By Lois Gibbs
Thirty-eight years after Love Canal, cries for help from innocent families in Western New York are heard again. I continue to struggle with the question of why corporations are held to a different standard than ordinary citizens.
This time it’s the Seneca-Babcock neighborhood around the Battaglia Demolition site. In my former community, Love Canal, where 20,000 tons of wastes were buried and families were exposed to toxic air and dust contamination, it was Occidental Chemical Corp. Many believed that our exposure was from drinking water but it was the toxic air that was responsible for over half of our newborn babies having birth defects.
I would have thought that New York State and Erie County would have learned something from our tragedy.
Recently, the families living in the Seneca-Babcock neighborhood called me for help with Battaglia Demolition, a waste transfer site that operates a concrete crusher in the neighborhood. No, this is not a toxic dumpsite like the one in my community, but the impacts on children, women, men and quality of life are similar.
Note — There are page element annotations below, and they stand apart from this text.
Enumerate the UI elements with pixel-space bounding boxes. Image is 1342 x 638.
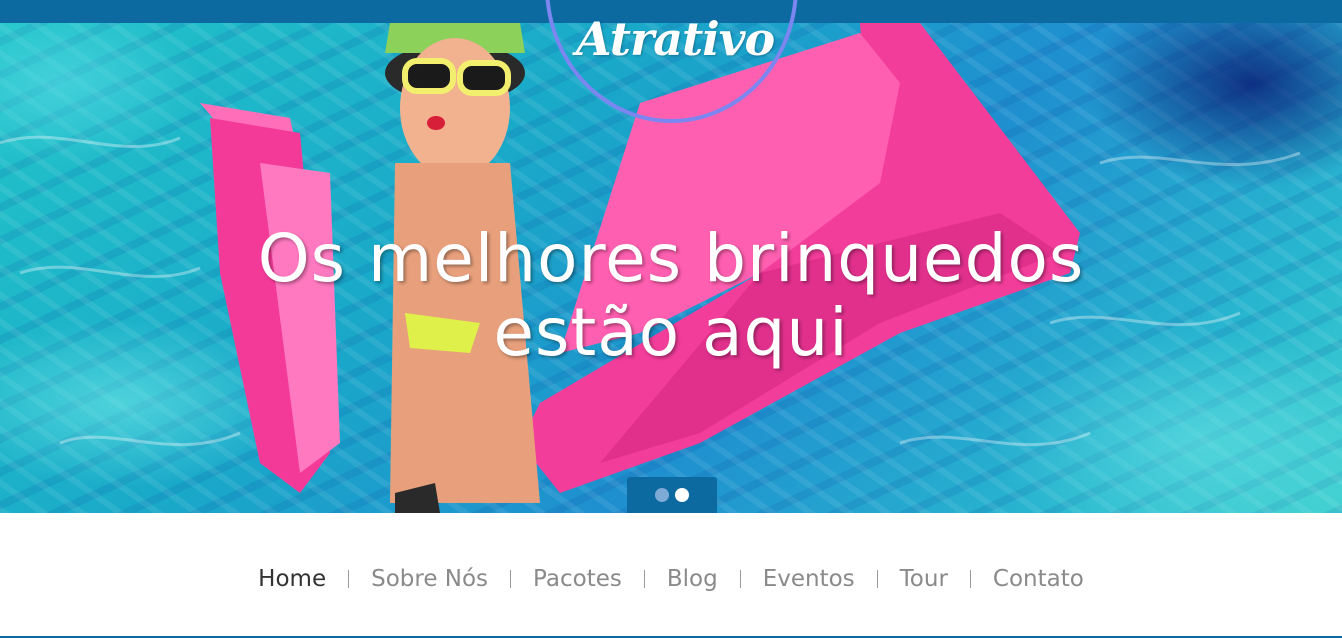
hero-headline: Os melhores brinquedos estão aqui — [150, 222, 1192, 370]
slide-dot-1[interactable] — [655, 488, 669, 502]
nav-link-eventos[interactable]: Eventos — [741, 566, 877, 592]
headline-line-1: Os melhores brinquedos — [257, 220, 1085, 297]
slide-dot-2[interactable] — [675, 488, 689, 502]
slider-pagination — [627, 477, 717, 513]
nav-link-home[interactable]: Home — [236, 566, 348, 592]
nav-link-blog[interactable]: Blog — [645, 566, 740, 592]
nav-item-blog: Blog — [645, 566, 740, 592]
nav-item-home: Home — [236, 566, 348, 592]
nav-item-pacotes: Pacotes — [511, 566, 644, 592]
nav-link-pacotes[interactable]: Pacotes — [511, 566, 644, 592]
site-logo[interactable]: Atrativo — [560, 12, 790, 66]
nav-item-tour: Tour — [878, 566, 970, 592]
main-navigation: Home Sobre Nós Pacotes Blog Eventos Tour… — [0, 513, 1342, 638]
nav-item-sobre-nos: Sobre Nós — [349, 566, 510, 592]
nav-link-tour[interactable]: Tour — [878, 566, 970, 592]
nav-item-eventos: Eventos — [741, 566, 877, 592]
nav-item-contato: Contato — [971, 566, 1106, 592]
nav-link-contato[interactable]: Contato — [971, 566, 1106, 592]
headline-line-2: estão aqui — [493, 294, 849, 371]
nav-link-sobre-nos[interactable]: Sobre Nós — [349, 566, 510, 592]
Seneca-Babcock families have reported massive clouds of dust coming from the Battaglia facility, trucks coming and going late at night and very early in the morning, odors, excessive noise and swarms of rats, with high-volume truck traffic shaking homes to the foundation. The trucks in particular, often over 100 a day according to residents, drive up and down a small street where children play.
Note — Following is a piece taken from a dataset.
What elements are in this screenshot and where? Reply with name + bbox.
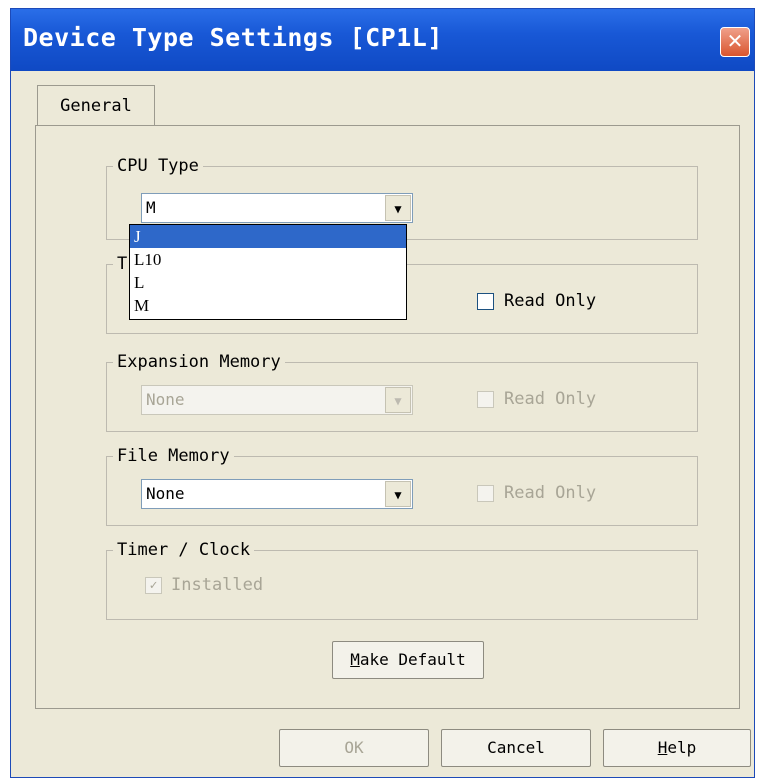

What if this wasn’t a corporation but a private citizen’s property? Noise, rats, vibrations that crack home foundations would never have been tolerated. These acts by a citizen would bring a police officer to the front door.
After a long history of permit and nuisance violations, the New York State Attorney General’s Office took Battaglia Demolition to court. The attorney general cited over 80 examples of previous cases at the local, state, and federal level demonstrating that Peter Battaglia should be held accountable. In August, the case went in front of Judge Deborah Chimes in Erie County Supreme Court.
Today, the case sits on Judge Chimes’ desk awaiting a decision. Peter Battaglia argued it is not his responsibility to prevent quality of life violations. The property he operates is zoned for industrial use. However, the adjacent neighborhoods are zoned residential. His attorney, Steven Cohen, told the court, “Their expectation of peace and quiet really doesn’t exist.”
The innocent tax-paying families of the Seneca-Babcock neighborhood are simply asking for equal protection under the law. Every day the court delays action is adding to the violation of equal protection.
Lois Gibbs founded the Love Canal Homeowners’ Association in 1978 and the Center for Health, Environment and Justice in 1981.